Adjust the pH to 7.0 with 5 N NaOH
Adjust the volume to 1 L.
Transfer to appropriate containers for sterilizing by autoclaving.
SOB media
Per liter:
- 20 g tryptone
- 5 g yeast extract
- 0.5 g NaCl
- 800 ml H2O
Add 10 ml of 250 mM KCl (made by dissolving 1.86 g of KCl in 100 ml H2O). Adjust pH to 7.0. Bring the volume to 1 L. Sterilize by autoclaving.
Just before using add 5 ml of sterile 2 M MgCl2 per L (made by dissolving 19 g of MgCl2 in a final volume of 100 ml H2O, and sterilized by autoclaving).
SOC media (SOB media with 20 mM glucose)
After autoclaving SOB media, cool to 60 ºC or less. Add MgCl2 and 20 ml of sterile 1 M glucose (18 g of glucose in a total volume of 100 ml, filter sterilized). Aliquot and freeze at -20 ºC until needed.
Agar plates
To make agar plates from any media
- Follow the procedure for making the liquid media.
- After dispensing into desired containers add agar at the rate of 15 g/L.
- Sterilize by autoclaving (agar does not dissolve until heated).

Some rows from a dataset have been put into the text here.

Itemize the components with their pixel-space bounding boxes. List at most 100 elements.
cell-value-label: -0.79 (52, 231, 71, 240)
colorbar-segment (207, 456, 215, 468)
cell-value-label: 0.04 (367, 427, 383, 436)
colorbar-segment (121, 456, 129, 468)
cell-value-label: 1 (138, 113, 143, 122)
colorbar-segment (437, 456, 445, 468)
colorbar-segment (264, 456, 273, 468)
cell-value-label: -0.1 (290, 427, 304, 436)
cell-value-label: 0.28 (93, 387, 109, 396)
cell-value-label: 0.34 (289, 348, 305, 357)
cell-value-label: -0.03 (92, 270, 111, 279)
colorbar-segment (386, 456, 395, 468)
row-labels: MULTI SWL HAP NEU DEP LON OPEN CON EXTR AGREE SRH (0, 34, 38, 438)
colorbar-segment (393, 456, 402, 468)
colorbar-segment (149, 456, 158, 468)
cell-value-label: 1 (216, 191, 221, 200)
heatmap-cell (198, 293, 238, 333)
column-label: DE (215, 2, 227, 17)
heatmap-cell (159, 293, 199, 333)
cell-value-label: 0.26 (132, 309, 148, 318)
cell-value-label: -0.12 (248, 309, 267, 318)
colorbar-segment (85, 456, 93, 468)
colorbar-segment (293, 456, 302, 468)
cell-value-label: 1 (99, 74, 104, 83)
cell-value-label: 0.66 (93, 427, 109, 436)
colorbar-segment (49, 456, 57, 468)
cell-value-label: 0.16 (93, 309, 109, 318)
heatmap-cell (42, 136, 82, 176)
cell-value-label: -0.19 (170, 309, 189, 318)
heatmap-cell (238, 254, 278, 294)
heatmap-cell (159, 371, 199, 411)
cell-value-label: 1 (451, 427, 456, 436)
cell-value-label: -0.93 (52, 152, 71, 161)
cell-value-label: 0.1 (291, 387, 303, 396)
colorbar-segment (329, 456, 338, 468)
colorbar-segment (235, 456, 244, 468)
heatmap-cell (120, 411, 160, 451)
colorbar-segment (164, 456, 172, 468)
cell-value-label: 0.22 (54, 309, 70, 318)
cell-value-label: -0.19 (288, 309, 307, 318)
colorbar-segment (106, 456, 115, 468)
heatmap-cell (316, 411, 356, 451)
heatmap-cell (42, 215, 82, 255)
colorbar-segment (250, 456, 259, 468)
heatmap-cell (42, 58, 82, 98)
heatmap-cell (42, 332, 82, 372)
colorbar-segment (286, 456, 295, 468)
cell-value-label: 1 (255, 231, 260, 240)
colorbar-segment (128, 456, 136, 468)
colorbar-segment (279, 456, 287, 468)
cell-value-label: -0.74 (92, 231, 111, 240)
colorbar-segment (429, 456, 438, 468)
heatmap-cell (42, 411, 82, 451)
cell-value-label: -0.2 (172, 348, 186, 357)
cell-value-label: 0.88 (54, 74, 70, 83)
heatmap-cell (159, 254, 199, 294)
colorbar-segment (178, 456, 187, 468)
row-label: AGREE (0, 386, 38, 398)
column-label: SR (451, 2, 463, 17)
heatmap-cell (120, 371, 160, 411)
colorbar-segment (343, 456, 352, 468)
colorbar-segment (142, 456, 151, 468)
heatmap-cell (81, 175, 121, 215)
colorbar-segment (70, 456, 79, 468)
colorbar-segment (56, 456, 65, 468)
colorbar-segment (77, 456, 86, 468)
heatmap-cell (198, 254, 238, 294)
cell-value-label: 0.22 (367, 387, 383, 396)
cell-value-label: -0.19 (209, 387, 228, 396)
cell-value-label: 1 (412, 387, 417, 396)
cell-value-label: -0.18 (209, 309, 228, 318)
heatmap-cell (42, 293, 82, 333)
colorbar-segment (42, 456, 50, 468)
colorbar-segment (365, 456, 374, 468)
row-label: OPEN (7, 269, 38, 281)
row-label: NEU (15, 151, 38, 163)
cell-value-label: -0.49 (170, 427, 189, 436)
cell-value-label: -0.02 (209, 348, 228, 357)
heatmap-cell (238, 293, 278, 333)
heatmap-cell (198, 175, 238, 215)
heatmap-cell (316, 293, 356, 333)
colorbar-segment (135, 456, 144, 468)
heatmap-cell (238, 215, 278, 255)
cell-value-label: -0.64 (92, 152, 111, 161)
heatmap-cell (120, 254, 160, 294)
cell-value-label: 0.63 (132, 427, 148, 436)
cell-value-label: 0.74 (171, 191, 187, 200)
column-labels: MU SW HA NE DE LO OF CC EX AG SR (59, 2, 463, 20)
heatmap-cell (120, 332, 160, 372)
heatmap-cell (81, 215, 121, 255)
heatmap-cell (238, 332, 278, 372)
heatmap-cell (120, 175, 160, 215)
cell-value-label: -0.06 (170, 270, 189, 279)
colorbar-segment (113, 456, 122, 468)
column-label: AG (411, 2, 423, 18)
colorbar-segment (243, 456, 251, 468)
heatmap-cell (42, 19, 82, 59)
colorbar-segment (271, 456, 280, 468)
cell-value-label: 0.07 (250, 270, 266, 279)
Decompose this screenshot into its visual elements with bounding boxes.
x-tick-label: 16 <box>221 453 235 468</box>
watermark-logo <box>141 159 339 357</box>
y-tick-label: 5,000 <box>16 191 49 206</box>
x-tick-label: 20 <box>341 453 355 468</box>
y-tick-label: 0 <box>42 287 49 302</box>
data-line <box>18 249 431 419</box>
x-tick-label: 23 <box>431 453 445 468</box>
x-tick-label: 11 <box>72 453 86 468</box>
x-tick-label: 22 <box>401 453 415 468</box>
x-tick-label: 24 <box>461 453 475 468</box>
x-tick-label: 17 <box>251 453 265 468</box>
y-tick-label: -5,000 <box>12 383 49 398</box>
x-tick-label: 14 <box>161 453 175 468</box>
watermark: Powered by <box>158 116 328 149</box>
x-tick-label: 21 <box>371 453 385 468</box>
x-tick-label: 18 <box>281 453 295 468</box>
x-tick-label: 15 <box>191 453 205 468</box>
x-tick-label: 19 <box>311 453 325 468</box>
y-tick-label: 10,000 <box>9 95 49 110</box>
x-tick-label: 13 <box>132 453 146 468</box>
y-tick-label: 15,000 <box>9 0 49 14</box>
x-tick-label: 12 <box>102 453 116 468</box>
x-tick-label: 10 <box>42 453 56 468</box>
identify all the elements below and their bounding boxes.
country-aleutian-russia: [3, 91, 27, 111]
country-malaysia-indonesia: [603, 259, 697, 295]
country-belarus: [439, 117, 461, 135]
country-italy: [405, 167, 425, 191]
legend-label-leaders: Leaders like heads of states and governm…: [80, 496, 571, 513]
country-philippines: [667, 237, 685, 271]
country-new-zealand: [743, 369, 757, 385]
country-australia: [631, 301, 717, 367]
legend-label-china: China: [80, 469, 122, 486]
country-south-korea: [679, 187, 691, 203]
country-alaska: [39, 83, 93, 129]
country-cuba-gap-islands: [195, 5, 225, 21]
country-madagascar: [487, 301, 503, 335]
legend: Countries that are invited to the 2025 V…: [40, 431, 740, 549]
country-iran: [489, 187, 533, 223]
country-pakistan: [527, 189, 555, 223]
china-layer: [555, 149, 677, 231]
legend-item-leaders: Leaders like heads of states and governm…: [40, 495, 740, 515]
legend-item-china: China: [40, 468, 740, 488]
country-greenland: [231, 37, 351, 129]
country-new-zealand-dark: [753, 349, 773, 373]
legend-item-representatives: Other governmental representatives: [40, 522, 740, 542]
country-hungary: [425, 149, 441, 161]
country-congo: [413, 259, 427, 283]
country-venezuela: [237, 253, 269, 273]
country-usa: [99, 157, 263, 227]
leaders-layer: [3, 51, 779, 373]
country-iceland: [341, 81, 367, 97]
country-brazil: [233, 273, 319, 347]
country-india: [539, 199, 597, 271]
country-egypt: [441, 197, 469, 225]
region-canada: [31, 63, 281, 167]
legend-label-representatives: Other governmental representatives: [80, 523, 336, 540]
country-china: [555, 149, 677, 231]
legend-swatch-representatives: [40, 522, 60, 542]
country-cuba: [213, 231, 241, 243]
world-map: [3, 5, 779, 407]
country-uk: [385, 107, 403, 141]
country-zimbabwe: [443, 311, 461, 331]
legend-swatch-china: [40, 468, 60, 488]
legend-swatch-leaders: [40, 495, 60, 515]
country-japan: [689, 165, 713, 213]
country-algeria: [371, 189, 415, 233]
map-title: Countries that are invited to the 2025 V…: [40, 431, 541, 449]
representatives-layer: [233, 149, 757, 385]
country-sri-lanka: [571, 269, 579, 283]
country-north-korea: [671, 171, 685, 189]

- Add antibiotics as required.
- Pour approximately 20 ml per plate.
Antibiotic containing media
name | [stock] | [working] |
---|---|---|
Ampicillin | 50 mg/ml in H2O | 20 – 50 μg/ml |
Kanamycin | 10 mg/ml in H2O | 10 – 50 μg/ml |
Tetracycline | 5 mg/ml in ethanol | 10 – 50 μg/ml |
Sterilize by filtering through a 0.22 μM filter, except if dissolved in ethanol.
Before adding antibiotics to media, let the media cool to 50 ºC.